To be effective, your transitional living facility must have steady access to a flow of resources —both financial and human.
- Funding. “I never opened up a new building unless I knew I had the staff and resources to open it. It wasn’t on a wing and a prayer,” says Ron. Likewise, the directors of new transitional living facilities should ask themselves where the money will come from before they ever open the doors. Possible funding sources include: private grants and donations, county service contracts, utility grants, stimulus funding, low-income housing affordable tax credits, client fees for food and rent, and grants from the U.S. Department of Veterans Affairs (for housing released veterans). To open up funding channels, it helps to establish your facility legally as a nonprofit entity and seek a diverse set of board members from the community.
- Staffing. To maintain proper accountability, support, and public peace of mind, transitional living facilities require a 24-hour staff presence. That kind of commitment quickly burns through volunteers. Sponsors, Inc., keeps a sizable staff that includes employment counselors, former parole officers, and ex-prisoners who have graduated from the program and maintained their sobriety. “A well-rounded staff with diverse personal and ethnic/racial backgrounds is best,” says Ron.
- Good governance. Your transitional facility should be run like a business, with funding commensurate to your costs. So though your motivation may come from compassion, you must also take into account practical considerations—like payroll, employee law, and accounting—early in the development of your organization.
Creating a Safe, Supportive Environment for Clients
Housing is about more than shelter. It’s about providing a launch pad to other benchmarks of success. Ron recommends the following values and guidelines for successful transitional living facilities.
- Sobriety. All residents need to refrain from using alcohol or other controlled substances during their stay at the facility. Only a drug- and alcohol-free environment will keep all residents safe and on track. All failed urinalysis tests will be reported immediately and fully to the office of probation and parole, a policy carefully explained to residents when they move in.

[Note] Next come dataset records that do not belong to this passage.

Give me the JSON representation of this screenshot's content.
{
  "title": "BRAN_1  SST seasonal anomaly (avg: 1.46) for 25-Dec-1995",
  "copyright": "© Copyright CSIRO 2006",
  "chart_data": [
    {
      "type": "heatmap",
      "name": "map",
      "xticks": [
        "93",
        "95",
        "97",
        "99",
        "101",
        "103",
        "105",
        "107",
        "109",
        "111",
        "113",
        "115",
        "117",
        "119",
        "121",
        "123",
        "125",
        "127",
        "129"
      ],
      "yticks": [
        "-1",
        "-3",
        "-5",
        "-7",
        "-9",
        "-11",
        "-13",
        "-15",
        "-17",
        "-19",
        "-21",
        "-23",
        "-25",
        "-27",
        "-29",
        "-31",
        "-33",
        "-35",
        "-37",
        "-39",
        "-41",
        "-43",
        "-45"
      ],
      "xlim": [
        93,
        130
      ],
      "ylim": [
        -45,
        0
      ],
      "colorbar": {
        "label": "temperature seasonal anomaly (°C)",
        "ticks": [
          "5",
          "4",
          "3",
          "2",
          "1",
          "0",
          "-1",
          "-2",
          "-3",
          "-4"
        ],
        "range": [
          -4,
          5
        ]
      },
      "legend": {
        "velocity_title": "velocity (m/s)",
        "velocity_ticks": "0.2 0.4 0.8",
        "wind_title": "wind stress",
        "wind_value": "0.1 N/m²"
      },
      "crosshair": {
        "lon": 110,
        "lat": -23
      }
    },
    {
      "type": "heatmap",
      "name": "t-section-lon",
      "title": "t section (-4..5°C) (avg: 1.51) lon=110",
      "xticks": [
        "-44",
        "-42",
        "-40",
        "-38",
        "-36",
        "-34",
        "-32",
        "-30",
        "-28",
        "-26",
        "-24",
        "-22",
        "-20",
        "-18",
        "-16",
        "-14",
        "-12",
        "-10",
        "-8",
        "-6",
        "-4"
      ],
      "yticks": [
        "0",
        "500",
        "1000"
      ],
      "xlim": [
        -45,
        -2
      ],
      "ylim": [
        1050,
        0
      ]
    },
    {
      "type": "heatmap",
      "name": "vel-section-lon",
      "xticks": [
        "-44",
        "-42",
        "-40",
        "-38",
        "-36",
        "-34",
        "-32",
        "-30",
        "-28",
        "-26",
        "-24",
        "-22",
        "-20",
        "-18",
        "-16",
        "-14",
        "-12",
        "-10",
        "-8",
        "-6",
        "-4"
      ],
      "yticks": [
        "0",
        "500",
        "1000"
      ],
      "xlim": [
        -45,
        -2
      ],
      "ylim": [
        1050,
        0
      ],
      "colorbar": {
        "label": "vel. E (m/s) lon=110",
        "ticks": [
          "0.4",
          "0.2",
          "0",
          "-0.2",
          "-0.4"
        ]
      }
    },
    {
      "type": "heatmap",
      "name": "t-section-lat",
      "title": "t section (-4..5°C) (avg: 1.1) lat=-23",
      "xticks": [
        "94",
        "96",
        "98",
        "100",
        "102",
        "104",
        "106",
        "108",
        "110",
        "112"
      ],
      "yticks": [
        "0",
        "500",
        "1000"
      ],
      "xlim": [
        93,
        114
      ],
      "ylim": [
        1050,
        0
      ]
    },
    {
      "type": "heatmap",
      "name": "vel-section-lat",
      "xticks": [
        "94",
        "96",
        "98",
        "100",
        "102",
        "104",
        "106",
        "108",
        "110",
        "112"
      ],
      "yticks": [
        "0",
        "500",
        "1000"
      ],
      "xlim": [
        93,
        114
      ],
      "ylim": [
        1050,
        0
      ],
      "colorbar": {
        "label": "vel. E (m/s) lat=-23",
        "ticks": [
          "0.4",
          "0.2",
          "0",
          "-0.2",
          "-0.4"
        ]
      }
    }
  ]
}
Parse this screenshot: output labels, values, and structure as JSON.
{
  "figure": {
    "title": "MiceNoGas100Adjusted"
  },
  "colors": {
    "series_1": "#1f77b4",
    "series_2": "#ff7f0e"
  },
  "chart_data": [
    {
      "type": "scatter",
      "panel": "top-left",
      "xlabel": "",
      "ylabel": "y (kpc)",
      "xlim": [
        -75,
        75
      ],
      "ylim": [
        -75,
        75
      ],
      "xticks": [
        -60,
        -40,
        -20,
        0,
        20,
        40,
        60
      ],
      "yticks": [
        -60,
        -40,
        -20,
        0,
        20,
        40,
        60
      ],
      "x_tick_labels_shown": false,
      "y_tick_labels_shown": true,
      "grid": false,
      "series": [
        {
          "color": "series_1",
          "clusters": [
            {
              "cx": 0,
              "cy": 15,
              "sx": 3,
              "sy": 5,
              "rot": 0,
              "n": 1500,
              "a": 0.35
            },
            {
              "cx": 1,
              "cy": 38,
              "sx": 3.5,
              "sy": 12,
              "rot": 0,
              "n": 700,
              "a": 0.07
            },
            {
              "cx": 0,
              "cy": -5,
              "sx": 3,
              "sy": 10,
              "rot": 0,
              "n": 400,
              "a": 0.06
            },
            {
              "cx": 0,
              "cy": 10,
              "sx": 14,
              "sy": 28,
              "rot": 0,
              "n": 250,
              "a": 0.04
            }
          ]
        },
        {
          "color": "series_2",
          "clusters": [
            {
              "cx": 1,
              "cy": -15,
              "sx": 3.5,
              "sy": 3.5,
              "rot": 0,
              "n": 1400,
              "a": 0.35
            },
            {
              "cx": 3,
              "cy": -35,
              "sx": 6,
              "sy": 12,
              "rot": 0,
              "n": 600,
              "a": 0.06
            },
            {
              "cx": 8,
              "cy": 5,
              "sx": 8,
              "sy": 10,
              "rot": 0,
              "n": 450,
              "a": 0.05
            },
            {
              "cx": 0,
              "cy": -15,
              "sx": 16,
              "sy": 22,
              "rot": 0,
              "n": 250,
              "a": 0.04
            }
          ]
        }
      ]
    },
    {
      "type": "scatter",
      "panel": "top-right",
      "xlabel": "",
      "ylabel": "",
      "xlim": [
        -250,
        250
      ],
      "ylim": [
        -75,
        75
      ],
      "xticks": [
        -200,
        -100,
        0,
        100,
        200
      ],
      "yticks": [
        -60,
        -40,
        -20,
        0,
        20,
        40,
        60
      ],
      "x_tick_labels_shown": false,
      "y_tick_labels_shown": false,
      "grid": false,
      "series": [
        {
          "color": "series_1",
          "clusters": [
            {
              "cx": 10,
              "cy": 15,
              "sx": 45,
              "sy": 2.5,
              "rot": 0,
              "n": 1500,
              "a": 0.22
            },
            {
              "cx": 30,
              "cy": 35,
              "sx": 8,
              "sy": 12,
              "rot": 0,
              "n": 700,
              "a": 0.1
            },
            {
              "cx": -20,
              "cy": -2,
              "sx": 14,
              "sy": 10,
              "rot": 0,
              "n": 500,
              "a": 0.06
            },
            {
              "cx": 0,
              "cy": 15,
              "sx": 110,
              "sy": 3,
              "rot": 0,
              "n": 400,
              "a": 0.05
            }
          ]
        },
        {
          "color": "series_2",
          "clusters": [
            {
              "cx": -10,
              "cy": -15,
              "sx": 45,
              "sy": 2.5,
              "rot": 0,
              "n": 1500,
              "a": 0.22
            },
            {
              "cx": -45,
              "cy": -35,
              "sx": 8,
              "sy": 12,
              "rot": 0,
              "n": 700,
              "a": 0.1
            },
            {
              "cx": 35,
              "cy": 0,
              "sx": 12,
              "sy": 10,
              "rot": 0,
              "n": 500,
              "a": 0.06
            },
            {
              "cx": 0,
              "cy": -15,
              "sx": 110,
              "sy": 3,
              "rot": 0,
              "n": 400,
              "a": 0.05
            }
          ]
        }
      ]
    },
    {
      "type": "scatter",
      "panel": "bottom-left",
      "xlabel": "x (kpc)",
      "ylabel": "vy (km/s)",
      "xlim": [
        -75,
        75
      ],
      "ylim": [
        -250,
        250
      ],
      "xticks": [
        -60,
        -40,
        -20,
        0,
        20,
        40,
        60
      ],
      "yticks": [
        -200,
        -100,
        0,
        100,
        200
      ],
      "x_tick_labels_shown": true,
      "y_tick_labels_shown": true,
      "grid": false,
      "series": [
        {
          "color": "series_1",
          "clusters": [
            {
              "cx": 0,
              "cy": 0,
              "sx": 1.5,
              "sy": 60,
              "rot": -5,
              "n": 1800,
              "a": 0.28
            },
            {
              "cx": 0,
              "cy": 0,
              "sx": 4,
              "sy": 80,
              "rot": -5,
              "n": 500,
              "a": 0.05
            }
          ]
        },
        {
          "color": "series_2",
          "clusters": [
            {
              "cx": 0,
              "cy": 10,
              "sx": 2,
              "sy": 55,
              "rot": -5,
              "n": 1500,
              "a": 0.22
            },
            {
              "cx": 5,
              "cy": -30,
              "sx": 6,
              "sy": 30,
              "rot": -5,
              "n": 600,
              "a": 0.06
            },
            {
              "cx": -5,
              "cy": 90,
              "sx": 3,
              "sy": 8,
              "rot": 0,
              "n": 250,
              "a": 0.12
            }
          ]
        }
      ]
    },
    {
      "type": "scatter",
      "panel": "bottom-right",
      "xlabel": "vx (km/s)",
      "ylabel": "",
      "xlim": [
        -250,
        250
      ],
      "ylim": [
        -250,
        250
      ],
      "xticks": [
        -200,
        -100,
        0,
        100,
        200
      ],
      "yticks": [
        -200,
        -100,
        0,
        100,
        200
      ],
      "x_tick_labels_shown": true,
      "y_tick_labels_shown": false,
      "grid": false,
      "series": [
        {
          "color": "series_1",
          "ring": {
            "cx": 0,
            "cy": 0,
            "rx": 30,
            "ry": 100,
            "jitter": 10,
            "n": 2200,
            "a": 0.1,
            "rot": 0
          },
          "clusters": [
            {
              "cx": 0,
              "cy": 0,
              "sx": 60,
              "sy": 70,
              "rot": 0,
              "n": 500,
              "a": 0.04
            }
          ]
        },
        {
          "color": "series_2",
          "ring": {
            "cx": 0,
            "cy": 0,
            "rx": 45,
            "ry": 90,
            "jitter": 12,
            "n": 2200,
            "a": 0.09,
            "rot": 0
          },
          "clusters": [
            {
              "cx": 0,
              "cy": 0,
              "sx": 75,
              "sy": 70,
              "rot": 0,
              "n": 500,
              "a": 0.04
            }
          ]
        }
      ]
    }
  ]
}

- Employment. All residents should work, and those who haven’t yet found a job need to meet with a staff member to create plans for finding one.
- Self–sufficiency. The program should require residents to save a portion of their earnings so that they can afford to eventually transition to independent housing.
- Integrity. As the director of a transitional living facility, you will deal with a variety of public and private entities, very few of them favorably disposed to your clients or to your presence in the community. To win them over, it is essential that you operate your facility with integrity and consistency.
Consider What Drives You
“A lot of people go into this without a clear idea of what they’re doing,” says Ron. “It’s a difficult population, and there’s daily drama and personal issues. It’s a burnout job. For people who do it out of the goodness of the heart and religious conviction, there’s a steep learning curve on how to provide for people with a criminal history.”
Setting up a transitional housing facility is no mission for the faint of heart. But, if you have determined that you have the passion, plans, and resources you need to get started, the rewards can be great—both for ex-prisoners and those who open the door to successful reentry.